The validity of the shares of common stock being registered under this registration statement has been passed upon for us by
Covington & Burling LLP, Washington, DC.
Item 6. Indemnification of Directors and Officers.
Section 102(b)(7) of the Delaware General Corporation Law (the DGCL) permits a corporation, in its certificate of
incorporation, to limit or eliminate the liability of directors to the corporation or its stockholders for monetary damages for breaches of fiduciary duty, except for liability (a) for any breach of the directors duty of loyalty to the
corporation or its stockholders, (b) for acts or omissions not in good faith or which involve intentional misconduct or a knowing violation of law, (c) under Section 174 of the DGCL (regarding, among other things, the payment of
unlawful dividends), or (d) for any transaction from which the director derived an improper personal benefit. The provisions of Article Ninth of our Restated Certificate of Incorporation, as amended, eliminate the personal liability of
directors of the Company to the extent set forth in the DGCL. Our Restated Certificate of Incorporation is filed as an exhibit herewith, and applicable amendments thereto are incorporated herein by reference to prior filings.

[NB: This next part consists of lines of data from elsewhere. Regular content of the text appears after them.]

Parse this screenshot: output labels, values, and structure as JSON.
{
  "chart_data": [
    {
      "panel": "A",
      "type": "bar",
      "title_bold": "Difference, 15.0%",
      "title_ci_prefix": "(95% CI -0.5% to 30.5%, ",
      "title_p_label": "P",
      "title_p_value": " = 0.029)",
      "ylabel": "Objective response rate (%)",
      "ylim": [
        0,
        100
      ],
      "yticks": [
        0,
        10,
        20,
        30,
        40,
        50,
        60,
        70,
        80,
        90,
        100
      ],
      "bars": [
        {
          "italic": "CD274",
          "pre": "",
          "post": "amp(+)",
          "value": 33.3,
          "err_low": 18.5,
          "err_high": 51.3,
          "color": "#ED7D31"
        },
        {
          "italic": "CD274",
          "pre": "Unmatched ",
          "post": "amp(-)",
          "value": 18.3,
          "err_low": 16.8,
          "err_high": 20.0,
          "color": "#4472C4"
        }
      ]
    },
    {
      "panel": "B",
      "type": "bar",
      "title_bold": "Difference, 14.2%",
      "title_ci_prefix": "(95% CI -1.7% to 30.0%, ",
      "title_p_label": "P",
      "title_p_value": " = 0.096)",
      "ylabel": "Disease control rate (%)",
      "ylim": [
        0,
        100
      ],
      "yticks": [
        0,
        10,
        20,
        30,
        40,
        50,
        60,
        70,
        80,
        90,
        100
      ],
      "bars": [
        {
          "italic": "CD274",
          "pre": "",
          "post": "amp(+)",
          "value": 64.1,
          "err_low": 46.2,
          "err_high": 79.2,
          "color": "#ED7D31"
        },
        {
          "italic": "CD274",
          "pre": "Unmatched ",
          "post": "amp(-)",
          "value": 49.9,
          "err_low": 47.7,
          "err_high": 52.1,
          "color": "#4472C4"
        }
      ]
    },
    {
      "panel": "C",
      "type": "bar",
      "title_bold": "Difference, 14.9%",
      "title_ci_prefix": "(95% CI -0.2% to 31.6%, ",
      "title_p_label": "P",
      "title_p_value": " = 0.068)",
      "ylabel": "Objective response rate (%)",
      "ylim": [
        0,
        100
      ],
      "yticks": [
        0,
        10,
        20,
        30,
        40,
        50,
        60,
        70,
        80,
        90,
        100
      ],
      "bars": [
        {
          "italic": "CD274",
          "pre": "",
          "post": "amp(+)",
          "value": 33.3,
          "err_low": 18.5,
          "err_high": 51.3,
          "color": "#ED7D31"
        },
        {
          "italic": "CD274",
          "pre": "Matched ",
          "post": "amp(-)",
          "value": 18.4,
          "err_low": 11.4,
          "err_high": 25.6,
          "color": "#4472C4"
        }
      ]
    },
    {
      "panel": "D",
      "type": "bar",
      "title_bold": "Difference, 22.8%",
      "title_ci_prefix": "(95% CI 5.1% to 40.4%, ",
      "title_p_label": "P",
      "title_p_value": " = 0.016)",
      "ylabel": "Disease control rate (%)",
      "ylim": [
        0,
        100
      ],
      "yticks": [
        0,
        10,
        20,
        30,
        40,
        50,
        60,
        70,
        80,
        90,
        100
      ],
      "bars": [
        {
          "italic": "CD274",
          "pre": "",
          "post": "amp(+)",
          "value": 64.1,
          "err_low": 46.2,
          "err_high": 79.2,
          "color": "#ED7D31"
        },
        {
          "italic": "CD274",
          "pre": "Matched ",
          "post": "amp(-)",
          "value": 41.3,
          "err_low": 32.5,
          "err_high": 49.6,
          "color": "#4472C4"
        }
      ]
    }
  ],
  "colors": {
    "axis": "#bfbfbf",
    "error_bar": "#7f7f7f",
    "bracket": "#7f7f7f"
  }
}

Section 145(a) of the DGCL empowers a corporation to indemnify any director, officer, employee, or agent, or former director, officer,
employee, or agent, who was or is a party or is threatened to be made a party to any threatened, pending, or completed action, suit, or proceeding, whether civil, criminal, administrative, or investigative (other than an action by or in the right of
the corporation) by reason of his service as a director, officer, employee, or agent of the corporation, or his service, at the corporations request, as a director, officer, employee, or agent of another corporation or enterprise, against
expenses (including attorneys fees), judgments, fines, and amounts paid in settlement actually and reasonably incurred by such person in connection with such action, suit, or proceeding, provided that such director or officer acted in good
faith and in a manner reasonably believed to be in or not opposed to the best interests of the corporation, and, with respect to any criminal action or proceeding; provided that such director or officer had no reasonable cause to believe his conduct
was unlawful.
Section 145(b) of the DGCL empowers a corporation to indemnify any person who was or is a party or is threatened to be
made a party to any threatened, pending, or completed action or suit by or in the right of the corporation to procure a judgment in its favor by reason of the fact that such person is or was a director, officer, employee, or agent of the
corporation, or is or was serving at the request of the corporation as a director, officer, employee, or agent of another enterprise, against expenses (including attorneys fees) actually and reasonably incurred in connection with the defense
or settlement of such action or suit; provided that such director or officer acted in good faith and in a manner he reasonably believed to be in or not opposed to the best interests of the corporation, except that no indemnification may be made in
respect of any claim, issue, or matter as to which such director or officer shall have been adjudged to be liable to the corporation unless and only to the extent that the Delaware Court of Chancery or the court in which such action or suit was
brought shall determine upon application that, despite the adjudication of liability but in view of all the circumstances of the case, such director or officer is fairly and reasonably entitled to indemnity for such expenses which the court shall
deem proper.
Article V of our Amended and Restated Bylaws provides for indemnification, to the fullest extent permitted by the DGCL, to
any indemnitee who was or is a party or is threatened to be made a party to any threatened, pending, or completed action, suit, or proceeding, whether civil, criminal, administrative, or investigative (other than an action by or in the right of the
Company) by reason of the fact that he or she is or was a director or officer, or is or was a director or officer of the Company serving at the request of the Company as a director or officer, or agent of another corporation, partnership, joint
venture, trust, employee benefit plan, or other enterprise, against expenses (including attorneys fees), judgments, fines, and amounts paid in settlement actually and reasonably incurred by him or her in connection with such action, suit, or
proceeding if he or she acted in good faith and in a manner he or she reasonably believed to be in or not opposed to the best interests of the Company, and, with respect to any criminal action or proceeding, had no reasonable cause to believe his or
her conduct was unlawful. Indemnification (unless ordered by a court) shall be made only upon a determination that indemnification of the director or officer is proper in the circumstances because he or she has met the applicable standard of conduct
by either, depending on the circumstances, by a majority vote of our disinterested directors, an opinion by independent legal counsel or by our stockholders.